# 12. Runge-Kutta (RK4) numerical solution for Differential Equations

In the last section, Euler's Method gave us one possible approach for solving differential equations numerically.

The problem with Euler's Method is that you have to use a small interval size to get a reasonably accurate result. That is, it's not very efficient.

The **Runge-Kutta Method** produces a better result in fewer steps.

## Runge-Kutta Method Order 4 Formula

### Applications of RK4

#### Mechanics

- Springs and dampeners on cars (This spring applet uses RK4.)

#### Biology

- Predator-prey models
- Fisheries collapses
- Drug delivery
- Epidemic prediction

#### Physics

- Climate change models
- Ozone protection

#### Aviation

- On-board computers
- Aerodynamics

`y(x+h)` `=y(x)+` `1/6(F_1+2F_2+2F_3+F_4)`

where

`F_1=hf(x,y)`

`F_2=hf(x+h/2,y+F_1/2)`

`F_3=hf(x+h/2,y+F_2/2)`

`F_4=hf(x+h,y+F_3)`

### Where does this formula come from?

Here's a brief background to the formula.

Formula derivation

We learned earlier that Taylor's Series gives us a reasonably good approximation to a function, especially if we are near enough to some known starting point, and we take enough terms.

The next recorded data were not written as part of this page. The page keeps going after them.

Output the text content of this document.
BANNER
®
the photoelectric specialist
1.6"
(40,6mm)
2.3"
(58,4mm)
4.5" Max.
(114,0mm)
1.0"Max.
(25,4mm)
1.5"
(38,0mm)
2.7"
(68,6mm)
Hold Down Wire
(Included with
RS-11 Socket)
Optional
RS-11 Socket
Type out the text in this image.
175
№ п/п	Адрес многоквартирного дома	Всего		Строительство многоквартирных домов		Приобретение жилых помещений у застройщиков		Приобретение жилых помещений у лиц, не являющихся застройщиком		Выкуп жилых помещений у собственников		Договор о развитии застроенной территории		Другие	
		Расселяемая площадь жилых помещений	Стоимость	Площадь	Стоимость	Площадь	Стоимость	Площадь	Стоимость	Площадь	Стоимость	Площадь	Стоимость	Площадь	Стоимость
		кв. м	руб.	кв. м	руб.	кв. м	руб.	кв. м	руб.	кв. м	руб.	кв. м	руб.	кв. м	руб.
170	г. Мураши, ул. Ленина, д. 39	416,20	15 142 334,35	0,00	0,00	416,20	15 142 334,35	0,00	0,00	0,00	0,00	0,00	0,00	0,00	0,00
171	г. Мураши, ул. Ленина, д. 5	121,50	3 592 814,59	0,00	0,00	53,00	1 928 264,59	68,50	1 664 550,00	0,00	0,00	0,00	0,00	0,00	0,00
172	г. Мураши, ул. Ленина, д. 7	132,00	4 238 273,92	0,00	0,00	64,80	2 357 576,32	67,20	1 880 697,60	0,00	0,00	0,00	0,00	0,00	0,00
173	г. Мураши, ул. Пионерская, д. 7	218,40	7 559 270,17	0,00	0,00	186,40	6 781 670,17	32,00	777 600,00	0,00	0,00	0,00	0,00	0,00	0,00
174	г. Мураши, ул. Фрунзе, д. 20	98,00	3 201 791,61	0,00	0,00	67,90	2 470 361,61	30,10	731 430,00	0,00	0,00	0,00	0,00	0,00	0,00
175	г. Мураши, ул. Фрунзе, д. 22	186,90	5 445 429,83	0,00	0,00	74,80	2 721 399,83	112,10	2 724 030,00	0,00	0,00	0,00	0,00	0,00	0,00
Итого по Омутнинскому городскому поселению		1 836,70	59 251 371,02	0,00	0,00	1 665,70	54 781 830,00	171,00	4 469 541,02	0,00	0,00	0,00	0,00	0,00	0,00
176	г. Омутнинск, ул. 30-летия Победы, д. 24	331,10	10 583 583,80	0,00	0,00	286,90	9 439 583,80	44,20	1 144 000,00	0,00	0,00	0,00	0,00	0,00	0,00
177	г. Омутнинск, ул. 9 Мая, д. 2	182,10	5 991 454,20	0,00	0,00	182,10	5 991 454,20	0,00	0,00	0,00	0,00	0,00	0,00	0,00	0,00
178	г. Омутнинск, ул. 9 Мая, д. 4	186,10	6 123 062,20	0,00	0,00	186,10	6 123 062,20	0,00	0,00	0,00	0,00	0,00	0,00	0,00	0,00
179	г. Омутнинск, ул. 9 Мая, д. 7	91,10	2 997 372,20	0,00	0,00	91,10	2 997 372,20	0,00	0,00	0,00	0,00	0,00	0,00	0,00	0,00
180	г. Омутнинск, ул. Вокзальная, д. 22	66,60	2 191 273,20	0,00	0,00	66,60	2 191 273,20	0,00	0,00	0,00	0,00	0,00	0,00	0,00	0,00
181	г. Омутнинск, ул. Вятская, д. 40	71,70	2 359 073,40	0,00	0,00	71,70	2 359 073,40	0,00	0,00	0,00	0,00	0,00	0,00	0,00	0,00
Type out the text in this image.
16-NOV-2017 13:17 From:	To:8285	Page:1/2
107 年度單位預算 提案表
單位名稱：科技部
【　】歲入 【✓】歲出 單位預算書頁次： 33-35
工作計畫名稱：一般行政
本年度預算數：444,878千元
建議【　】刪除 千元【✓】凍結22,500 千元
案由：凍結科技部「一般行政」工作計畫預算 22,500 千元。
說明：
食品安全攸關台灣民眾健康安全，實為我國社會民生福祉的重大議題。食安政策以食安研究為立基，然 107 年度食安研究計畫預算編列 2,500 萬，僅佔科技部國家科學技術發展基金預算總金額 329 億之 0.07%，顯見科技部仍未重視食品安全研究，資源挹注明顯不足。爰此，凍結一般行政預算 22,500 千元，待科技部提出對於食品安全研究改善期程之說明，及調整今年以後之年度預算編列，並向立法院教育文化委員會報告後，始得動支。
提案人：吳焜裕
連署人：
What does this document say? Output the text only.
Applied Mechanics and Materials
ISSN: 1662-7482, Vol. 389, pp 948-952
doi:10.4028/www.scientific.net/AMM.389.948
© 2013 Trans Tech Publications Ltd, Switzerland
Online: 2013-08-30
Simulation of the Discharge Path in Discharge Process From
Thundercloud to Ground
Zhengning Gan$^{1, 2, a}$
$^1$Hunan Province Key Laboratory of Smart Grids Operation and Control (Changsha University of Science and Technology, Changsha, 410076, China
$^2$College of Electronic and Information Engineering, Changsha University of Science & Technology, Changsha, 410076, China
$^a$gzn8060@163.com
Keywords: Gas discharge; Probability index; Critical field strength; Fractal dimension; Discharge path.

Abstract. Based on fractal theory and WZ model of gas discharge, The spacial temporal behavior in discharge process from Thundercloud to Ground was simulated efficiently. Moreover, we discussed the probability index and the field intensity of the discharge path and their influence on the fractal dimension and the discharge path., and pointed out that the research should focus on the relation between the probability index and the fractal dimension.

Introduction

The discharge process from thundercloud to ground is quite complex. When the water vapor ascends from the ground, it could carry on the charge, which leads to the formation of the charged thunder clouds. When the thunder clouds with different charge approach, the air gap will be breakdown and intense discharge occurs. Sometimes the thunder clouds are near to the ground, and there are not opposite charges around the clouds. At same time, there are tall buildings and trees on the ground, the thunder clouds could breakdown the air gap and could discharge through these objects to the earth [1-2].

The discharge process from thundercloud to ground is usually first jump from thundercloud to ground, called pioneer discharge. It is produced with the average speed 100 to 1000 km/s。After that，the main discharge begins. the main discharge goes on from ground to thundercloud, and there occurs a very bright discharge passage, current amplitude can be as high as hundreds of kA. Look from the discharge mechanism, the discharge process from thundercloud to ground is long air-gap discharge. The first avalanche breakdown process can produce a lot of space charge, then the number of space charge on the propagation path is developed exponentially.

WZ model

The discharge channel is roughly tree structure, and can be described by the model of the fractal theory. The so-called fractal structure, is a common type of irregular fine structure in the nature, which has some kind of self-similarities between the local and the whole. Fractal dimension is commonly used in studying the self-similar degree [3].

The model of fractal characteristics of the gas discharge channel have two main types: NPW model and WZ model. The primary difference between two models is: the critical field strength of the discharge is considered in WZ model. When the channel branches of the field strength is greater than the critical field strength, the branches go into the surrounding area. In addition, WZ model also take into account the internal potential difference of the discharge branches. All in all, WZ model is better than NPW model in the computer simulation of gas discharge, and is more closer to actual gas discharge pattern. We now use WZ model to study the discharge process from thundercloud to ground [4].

However, one of the drawbacks with Taylor's method is that you need to differentiate your function once for each new term you want to calculate. This can be troublesome for complicated functions, and doesn't work well in computerised modelling.

Carl Runge (pronounced "roonga") and Wilhelm Kutta (pronounced "koota") aimed to provide a method of approximating a function without having to differentiate the original equation.

Their approach was to simulate as many steps of the Taylor's Series method but using evaluation of the original function only.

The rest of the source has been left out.